Juston Cooper, deputy director of the Colorado Criminal Justice Reform Coalition, spoke on the importance of using budgets to support Black Lives Matter and human rights as well as how systemic racism has “weaponized” the criminal legal system to oppress people of color. 

“Budgets are a moral doctrine,” Cooper said. “We continuously invest in a criminal legal system to provide a dominant response. We’re cutting social programs that actually lift us out of oppression, and we’re prioritizing prison budgets and jail budgets and legal system budgets. The solution is this: We need to reinvest in community. Communities actually have solutions … and the reinvestment matters.”

Denver Public Schools Board of Education Vice President Jennifer Bacon said during the discussion that DPS is talking about divesting from the Denver Police Department with a press conference scheduled for Friday.

Bacon said there is a need to change the structural racism being experienced, as divesting is not enough, and look at the role schools play with creating discourse. 

“What we need to do is more than just cut ties by way of a contract — we need to restructure and redefine what public safety is,” Bacon said. “It’s not enough for us to write that resolution. What you will see from us is making our budget match those values.” 

Colorado Attorney General Phil Weiser also spoke on possibilities to use Great Outdoors Colorado funds to invest in criminal justice reform.

One idea Weiser spoke on was investing in diversion programs that provide alternatives to incarceration. Weiser added that he wants to be creative about what sources of money Colorado can use to support criminal justice reform.

“It pains me, it’s gotta pain more of us,” Weiser said. “It’s all gonna pay for itself 10 times over. But, unfortunately, you gotta invest in those re-entry programs up front.”

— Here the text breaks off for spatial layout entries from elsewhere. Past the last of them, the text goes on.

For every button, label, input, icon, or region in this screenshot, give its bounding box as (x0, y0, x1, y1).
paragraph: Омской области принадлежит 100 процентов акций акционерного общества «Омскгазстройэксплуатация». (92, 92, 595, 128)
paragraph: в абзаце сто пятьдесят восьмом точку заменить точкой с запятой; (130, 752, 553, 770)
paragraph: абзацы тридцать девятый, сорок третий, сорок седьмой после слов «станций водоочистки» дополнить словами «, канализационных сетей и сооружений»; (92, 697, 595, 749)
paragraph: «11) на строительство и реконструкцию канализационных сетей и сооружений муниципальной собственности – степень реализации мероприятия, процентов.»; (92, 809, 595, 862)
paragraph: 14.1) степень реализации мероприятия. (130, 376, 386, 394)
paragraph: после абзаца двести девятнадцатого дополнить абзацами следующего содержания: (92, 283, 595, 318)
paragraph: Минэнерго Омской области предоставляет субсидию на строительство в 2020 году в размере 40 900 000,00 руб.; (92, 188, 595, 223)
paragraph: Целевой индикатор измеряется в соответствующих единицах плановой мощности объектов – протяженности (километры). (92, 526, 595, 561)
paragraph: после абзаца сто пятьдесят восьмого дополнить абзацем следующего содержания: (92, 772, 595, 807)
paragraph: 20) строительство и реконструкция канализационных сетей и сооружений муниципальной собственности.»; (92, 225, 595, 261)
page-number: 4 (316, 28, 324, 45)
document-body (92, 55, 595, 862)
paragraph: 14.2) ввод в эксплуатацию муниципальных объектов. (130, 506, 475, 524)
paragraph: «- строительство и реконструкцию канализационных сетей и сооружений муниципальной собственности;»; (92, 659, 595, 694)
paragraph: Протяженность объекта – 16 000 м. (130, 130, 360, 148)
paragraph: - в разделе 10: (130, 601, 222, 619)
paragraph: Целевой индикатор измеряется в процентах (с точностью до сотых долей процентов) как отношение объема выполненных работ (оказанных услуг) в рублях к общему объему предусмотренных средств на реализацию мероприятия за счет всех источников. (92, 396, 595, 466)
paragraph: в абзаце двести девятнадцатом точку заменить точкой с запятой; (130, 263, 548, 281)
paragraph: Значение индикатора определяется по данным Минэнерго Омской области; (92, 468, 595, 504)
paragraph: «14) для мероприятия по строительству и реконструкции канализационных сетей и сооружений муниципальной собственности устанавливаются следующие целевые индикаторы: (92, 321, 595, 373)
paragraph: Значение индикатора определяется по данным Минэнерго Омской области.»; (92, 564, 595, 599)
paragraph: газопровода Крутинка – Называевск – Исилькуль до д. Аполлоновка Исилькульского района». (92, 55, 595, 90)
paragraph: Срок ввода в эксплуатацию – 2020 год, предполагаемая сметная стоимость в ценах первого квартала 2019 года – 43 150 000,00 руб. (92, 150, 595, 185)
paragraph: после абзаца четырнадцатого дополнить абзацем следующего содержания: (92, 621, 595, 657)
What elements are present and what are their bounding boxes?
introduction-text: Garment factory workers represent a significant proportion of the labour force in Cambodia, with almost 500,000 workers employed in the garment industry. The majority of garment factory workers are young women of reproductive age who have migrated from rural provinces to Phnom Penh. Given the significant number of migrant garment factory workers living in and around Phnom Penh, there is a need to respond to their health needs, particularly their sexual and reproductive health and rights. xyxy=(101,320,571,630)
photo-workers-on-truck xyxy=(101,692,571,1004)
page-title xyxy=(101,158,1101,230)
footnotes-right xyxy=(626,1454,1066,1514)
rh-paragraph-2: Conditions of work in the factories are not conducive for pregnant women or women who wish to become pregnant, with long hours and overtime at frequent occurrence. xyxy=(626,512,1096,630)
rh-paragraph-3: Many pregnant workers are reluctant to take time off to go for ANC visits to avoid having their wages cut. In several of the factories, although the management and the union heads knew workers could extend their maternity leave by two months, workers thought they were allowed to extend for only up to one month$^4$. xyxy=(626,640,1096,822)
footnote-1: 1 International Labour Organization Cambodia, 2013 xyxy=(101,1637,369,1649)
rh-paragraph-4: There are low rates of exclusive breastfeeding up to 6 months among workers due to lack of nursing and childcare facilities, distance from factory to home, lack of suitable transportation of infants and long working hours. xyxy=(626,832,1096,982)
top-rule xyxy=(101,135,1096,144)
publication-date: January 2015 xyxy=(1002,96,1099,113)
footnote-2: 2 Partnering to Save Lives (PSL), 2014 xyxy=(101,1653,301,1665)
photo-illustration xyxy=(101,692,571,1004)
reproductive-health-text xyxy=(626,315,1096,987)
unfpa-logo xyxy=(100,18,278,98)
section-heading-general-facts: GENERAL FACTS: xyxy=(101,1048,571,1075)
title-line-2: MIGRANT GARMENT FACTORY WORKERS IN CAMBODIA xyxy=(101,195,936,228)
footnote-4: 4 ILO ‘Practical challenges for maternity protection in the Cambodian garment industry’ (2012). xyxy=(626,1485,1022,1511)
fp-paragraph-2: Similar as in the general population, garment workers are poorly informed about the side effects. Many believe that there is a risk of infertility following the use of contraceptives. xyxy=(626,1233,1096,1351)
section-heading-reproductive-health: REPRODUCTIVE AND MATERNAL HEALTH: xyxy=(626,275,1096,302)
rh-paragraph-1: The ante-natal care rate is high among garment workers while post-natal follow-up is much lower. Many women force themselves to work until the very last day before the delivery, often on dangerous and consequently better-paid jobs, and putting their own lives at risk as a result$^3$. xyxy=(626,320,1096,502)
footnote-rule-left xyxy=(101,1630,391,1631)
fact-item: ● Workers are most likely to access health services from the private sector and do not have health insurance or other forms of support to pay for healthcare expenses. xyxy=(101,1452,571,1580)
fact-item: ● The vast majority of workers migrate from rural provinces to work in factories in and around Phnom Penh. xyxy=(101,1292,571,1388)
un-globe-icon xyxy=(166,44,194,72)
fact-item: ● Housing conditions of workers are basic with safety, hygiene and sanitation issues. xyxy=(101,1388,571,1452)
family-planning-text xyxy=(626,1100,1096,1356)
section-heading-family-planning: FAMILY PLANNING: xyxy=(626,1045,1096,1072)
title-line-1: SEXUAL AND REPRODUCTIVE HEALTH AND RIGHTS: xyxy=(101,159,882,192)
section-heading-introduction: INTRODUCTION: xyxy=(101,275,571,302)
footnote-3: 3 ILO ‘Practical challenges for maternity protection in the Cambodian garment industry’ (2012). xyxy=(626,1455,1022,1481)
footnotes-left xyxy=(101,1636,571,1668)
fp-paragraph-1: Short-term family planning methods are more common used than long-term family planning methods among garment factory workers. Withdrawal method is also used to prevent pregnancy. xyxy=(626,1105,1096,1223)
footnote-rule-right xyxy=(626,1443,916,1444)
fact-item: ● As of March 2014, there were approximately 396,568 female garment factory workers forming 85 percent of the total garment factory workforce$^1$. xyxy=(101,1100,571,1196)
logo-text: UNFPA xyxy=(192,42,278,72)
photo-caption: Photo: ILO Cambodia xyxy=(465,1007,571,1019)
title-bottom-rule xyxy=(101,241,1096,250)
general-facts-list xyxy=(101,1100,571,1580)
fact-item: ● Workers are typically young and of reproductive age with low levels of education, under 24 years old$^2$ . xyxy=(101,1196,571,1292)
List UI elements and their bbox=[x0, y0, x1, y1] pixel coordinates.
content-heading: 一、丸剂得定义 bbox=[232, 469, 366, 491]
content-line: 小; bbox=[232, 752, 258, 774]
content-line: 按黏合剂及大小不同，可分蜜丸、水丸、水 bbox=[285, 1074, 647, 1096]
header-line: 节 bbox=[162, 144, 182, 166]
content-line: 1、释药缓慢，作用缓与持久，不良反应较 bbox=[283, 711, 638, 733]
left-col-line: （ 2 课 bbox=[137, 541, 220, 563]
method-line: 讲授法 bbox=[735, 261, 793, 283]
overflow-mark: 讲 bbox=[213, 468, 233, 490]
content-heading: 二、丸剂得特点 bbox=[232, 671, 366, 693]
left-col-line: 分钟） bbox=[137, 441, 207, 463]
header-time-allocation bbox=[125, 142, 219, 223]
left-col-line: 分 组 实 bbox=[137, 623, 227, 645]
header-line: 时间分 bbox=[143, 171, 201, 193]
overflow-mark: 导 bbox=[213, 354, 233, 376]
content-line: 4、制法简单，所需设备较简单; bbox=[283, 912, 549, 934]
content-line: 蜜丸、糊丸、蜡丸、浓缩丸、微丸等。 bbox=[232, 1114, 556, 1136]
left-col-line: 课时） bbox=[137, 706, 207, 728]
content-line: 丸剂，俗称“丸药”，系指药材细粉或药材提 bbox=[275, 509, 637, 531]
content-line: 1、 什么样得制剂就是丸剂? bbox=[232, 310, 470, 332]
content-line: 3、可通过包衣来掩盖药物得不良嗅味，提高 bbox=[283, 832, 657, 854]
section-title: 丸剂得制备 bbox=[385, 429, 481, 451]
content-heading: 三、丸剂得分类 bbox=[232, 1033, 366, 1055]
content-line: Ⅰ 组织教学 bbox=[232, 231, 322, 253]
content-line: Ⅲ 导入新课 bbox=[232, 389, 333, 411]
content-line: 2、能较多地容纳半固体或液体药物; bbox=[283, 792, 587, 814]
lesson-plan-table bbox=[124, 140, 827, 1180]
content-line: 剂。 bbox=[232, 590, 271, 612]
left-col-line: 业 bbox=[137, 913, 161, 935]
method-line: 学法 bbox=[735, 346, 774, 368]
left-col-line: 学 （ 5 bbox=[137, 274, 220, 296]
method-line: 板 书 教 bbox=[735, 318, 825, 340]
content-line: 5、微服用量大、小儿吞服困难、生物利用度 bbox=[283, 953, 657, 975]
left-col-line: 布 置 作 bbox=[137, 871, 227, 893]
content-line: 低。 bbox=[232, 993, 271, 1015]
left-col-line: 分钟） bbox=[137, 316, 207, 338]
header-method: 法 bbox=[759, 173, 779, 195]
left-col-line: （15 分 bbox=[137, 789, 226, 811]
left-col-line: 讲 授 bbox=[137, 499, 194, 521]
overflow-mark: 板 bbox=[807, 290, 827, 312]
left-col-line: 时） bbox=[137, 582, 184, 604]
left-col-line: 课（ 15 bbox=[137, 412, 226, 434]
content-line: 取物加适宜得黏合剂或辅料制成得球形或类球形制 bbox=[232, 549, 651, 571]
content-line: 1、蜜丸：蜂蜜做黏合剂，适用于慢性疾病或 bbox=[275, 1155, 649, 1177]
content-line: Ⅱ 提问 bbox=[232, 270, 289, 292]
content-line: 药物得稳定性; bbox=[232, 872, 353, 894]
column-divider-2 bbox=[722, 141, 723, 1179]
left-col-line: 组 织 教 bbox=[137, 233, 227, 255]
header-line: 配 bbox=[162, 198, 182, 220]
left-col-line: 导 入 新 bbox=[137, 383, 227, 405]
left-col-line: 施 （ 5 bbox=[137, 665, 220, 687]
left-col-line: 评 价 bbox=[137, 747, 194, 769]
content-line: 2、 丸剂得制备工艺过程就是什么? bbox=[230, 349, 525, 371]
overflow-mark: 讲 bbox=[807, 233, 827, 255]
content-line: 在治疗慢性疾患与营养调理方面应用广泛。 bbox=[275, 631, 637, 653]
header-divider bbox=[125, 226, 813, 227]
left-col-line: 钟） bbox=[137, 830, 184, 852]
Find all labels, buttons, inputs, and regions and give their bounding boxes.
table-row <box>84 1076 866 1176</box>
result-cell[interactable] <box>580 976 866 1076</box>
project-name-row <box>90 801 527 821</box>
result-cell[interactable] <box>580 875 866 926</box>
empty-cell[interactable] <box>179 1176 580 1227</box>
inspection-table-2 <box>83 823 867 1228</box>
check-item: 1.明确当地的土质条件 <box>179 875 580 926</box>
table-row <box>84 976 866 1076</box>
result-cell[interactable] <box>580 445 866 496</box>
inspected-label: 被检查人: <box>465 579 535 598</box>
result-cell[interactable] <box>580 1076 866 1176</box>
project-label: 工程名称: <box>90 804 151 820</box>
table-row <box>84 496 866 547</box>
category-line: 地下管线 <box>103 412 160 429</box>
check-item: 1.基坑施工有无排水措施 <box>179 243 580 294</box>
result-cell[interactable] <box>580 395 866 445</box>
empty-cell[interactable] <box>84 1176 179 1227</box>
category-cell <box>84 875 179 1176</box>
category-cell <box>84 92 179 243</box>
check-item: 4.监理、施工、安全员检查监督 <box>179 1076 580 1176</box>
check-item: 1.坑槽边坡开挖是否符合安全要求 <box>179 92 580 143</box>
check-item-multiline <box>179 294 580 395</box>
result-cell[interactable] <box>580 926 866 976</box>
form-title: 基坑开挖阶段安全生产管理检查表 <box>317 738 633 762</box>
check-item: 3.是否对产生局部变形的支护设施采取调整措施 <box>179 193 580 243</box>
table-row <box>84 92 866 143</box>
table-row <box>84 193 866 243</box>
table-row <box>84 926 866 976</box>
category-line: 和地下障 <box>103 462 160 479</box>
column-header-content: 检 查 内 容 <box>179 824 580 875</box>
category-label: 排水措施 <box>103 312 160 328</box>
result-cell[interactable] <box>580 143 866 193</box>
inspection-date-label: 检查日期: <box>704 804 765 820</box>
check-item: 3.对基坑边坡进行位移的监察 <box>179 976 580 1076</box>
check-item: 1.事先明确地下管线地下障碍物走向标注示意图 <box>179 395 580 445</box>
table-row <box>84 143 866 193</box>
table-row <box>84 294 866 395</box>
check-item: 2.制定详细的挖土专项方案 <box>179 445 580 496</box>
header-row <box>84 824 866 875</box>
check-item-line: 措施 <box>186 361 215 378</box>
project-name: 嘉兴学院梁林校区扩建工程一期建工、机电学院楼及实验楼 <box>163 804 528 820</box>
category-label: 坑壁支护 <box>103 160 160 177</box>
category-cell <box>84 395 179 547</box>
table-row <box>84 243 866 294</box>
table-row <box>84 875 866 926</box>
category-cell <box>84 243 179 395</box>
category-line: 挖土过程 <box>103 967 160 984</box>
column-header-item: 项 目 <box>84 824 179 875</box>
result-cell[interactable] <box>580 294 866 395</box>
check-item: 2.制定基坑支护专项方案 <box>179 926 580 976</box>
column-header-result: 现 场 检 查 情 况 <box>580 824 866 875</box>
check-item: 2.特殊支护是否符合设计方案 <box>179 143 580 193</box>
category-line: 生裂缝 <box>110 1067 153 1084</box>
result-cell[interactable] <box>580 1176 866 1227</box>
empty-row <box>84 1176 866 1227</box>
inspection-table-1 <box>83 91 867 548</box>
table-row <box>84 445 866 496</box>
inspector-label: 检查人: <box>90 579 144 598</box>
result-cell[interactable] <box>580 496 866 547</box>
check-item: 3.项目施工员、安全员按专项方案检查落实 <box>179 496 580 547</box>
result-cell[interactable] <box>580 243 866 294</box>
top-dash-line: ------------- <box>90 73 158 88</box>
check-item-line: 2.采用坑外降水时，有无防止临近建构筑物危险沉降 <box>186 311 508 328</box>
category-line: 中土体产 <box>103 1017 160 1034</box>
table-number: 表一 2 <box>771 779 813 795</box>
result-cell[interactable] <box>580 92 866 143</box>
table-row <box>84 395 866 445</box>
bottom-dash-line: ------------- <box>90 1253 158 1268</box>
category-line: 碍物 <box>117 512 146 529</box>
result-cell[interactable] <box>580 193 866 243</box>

Weiser also spoke on the difficulties of holding police officers accountable, adding that there are two separate “levers.” Weiser said that the levers are getting a police officer removed from the force when they threaten public safety and being willing and able to prosecute them for committing a crime. 

“We had to see police killings in Colorado and we had forums on this topic, we had solutions we developed,” Weiser said. “We weren’t poised to see them become law. We are now.”